Mir wäre nicht bekannt, dass dort irgendwo Cadmium oder Thallium enthalten ist. Das ist eigentlich immer  Gallium und zusätzlich  Silber, Zink und Zinn


----------



## bthight (4. Mai 2018)

*AW: Flüssigmetall WLP im Laptop*

Ich atme das Zeug ja nicht ein.
Aber besteht die Gefahr des Auslaufens?

Das Gerät um das es geht ist leider etwas zu teuer für Experimente.


----------



## Superwip (4. Mai 2018)

*AW: Flüssigmetall WLP im Laptop*

Flüssigmetallwärmeleitpaste ist im Normalfall nicht so flüssig wie etwa Quecksilber sondern eher zähflüssig und pastös. Erreicht wird das durch eine Mischung von Flüssigmetall und festen Metallpartikeln zu einer Art Schlamm. Daher muss man auch nicht Angst haben das sie ausrinnt. Gefährlich ist vor allem das Auftragen.


----------



## Rotkaeppchen (4. Mai 2018)

*AW: Flüssigmetall WLP im Laptop*



Superwip schrieb:


> Flüssigmetallwärmeleitpaste ist im Normalfall nicht so flüssig wie etwa Quecksilber sondern eher zähflüssig und pastös.


Bei 80°C wohl kaum, oder? Darum geht es.

Flüssigmetalle verdampfen, genau wie Quecksilber verdampft. Darum sind die Dämpfe giftig, wenn das Flüssigmetall giftig ist. Danke für Korrektur, hatte ich falsch in Erinnerung


----------



## micha34 (4. Mai 2018)

*AW: Flüssigmetall WLP im Laptop*

"Flüssigmetall" WLP. Hat nichts mit einem bei üblicher Temperatur flüssigen Metall zu tun.
Bei entsprechenden Temperaturen ist aber jedes Metall, "Flüssigmetall".


Das ist lediglich Paste,oft auch WLP auf Silikonbasis in der Metallpartikel eingeknetet sind.
Könnte man sich mit billiger WLP sogar selbst zusammenmischen.
Bei Temperaturen die an Prozessoren entstehen und sei es im Schadensfall,verdampft nichts.Da wird nichtmal etwas Ausgasen.
Wenn man entsprechende Portionen davon isst,dann sammelt sich Schwermetall (Silber, Siedepunkt2210 °C) u.ä, in den Organen an,was einer Schwermetallvergiftung entspricht.

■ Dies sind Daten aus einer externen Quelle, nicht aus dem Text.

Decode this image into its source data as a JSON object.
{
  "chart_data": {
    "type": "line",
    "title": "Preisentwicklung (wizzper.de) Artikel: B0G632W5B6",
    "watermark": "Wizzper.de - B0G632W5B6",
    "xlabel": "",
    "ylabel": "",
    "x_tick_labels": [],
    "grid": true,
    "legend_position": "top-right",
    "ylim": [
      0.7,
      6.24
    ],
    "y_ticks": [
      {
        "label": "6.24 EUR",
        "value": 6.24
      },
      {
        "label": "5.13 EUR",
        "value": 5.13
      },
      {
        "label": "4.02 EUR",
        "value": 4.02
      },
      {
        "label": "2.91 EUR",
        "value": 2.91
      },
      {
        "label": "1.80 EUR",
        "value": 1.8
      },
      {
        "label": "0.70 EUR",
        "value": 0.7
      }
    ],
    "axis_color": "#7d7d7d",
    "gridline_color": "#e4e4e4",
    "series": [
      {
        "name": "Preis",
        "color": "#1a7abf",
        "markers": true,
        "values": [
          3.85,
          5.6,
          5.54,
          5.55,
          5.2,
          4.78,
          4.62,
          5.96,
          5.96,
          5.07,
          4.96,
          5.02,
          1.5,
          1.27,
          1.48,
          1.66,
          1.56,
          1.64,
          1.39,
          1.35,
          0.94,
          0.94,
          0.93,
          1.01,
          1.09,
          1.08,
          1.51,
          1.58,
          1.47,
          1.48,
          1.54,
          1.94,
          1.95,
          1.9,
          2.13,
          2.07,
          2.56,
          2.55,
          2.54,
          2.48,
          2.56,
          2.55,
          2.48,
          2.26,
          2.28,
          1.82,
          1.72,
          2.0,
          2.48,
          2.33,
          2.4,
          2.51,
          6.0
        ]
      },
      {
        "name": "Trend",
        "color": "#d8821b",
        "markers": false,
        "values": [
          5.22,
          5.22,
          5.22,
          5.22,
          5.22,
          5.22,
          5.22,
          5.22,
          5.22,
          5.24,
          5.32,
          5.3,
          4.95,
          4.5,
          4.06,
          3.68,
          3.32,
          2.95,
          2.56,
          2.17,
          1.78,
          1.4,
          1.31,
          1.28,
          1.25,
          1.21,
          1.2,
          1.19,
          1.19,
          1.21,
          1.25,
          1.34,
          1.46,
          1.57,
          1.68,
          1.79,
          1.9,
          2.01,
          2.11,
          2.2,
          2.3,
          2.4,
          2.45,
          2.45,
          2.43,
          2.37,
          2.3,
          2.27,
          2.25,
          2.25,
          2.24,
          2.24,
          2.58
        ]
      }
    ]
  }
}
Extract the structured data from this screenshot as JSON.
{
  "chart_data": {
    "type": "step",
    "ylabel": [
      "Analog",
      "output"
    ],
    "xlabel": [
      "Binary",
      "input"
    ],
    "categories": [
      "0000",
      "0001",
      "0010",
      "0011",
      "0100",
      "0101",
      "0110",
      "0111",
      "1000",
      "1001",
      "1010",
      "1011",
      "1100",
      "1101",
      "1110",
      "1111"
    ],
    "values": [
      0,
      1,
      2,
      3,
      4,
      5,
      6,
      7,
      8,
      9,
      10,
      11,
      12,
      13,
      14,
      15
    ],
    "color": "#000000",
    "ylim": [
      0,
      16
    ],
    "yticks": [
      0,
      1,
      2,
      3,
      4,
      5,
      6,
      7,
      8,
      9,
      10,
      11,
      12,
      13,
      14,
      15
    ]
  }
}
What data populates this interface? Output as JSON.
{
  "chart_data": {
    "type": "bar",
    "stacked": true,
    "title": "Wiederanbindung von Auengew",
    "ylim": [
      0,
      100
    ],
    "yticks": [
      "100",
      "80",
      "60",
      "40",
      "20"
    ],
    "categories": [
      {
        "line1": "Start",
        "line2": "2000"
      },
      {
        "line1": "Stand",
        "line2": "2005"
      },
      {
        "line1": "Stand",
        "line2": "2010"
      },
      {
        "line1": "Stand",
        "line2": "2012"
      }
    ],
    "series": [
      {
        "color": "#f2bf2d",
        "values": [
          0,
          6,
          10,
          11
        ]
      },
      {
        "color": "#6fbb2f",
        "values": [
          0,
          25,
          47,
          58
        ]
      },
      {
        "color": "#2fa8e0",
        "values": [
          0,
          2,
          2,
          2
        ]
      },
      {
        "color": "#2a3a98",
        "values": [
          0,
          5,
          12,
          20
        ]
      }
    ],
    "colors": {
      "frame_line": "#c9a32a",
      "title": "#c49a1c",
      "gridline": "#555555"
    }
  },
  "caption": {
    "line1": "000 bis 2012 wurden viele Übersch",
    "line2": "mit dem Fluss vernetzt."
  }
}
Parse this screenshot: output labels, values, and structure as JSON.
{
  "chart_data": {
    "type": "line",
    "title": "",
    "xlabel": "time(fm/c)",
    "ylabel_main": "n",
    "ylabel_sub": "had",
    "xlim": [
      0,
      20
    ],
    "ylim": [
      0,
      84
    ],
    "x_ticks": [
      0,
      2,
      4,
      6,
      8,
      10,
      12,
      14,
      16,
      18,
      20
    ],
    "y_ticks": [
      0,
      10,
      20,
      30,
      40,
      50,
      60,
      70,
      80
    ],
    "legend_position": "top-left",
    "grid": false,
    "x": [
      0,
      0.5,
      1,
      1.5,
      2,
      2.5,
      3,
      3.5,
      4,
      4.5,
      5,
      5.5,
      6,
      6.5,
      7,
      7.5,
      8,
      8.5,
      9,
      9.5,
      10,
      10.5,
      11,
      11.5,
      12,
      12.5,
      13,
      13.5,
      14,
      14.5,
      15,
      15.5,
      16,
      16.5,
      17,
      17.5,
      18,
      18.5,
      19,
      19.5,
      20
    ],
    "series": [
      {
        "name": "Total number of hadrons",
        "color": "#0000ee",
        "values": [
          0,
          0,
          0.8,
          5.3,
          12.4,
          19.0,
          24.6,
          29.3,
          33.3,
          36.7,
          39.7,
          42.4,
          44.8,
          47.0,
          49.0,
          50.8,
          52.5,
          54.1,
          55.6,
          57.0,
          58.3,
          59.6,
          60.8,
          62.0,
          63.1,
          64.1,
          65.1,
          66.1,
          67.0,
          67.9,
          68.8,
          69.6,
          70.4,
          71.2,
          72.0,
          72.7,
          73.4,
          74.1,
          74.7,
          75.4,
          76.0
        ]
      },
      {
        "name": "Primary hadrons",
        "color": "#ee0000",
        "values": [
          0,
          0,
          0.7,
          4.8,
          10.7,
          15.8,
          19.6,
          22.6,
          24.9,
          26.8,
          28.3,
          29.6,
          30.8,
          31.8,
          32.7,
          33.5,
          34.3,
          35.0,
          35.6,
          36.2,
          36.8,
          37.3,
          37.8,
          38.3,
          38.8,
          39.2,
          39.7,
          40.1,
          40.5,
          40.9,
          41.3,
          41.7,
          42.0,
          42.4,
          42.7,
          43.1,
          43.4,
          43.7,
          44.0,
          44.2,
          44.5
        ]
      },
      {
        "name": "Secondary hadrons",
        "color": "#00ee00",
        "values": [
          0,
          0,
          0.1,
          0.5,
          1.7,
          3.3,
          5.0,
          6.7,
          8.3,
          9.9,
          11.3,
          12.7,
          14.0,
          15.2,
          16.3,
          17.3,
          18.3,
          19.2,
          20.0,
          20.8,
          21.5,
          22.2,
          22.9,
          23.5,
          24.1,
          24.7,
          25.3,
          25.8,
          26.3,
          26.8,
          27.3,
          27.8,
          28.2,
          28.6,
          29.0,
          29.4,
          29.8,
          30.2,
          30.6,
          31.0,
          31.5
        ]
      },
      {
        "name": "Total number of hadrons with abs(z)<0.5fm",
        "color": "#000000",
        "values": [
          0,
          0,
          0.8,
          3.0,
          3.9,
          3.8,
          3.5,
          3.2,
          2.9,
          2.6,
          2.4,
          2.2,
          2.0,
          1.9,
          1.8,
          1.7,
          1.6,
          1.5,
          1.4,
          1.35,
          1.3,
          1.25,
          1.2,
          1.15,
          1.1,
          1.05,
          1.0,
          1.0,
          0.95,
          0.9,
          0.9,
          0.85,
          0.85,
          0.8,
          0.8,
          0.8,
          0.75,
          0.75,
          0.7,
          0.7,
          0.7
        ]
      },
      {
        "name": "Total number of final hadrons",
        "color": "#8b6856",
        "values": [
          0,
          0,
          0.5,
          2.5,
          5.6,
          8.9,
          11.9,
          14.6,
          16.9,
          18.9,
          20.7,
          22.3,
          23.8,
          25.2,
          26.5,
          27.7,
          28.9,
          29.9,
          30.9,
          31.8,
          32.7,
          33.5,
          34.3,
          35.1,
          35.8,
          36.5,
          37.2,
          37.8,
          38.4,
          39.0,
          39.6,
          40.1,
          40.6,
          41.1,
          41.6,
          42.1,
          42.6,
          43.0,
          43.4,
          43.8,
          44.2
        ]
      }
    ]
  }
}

Deshalb,metallhaltige WLP nicht essen! Schmeckt wahrscheinlich auch nicht gut.


----------



## bthight (4. Mai 2018)

*AW: Flüssigmetall WLP im Laptop*

Also wird die WLP, wie ich hier lese, sich nicht bewegen. Auch nicht, wenn ich den Laptop transportiere.

Danke für Eure Antworten.


----------



## Rotkaeppchen (4. Mai 2018)

*AW: Flüssigmetall WLP im Laptop*

Sowas solltest Du NICHT nehmen:
Wärmeleitpaste/-kleber mit Art: eutektische Metalllegierung (Flüssigmetall) Preisvergleich | Geizhals Deutschland



micha34 schrieb:


> Das ist lediglich Paste,oft auch WLP auf Silikonbasis in der Metallpartikel eingeknetet sind.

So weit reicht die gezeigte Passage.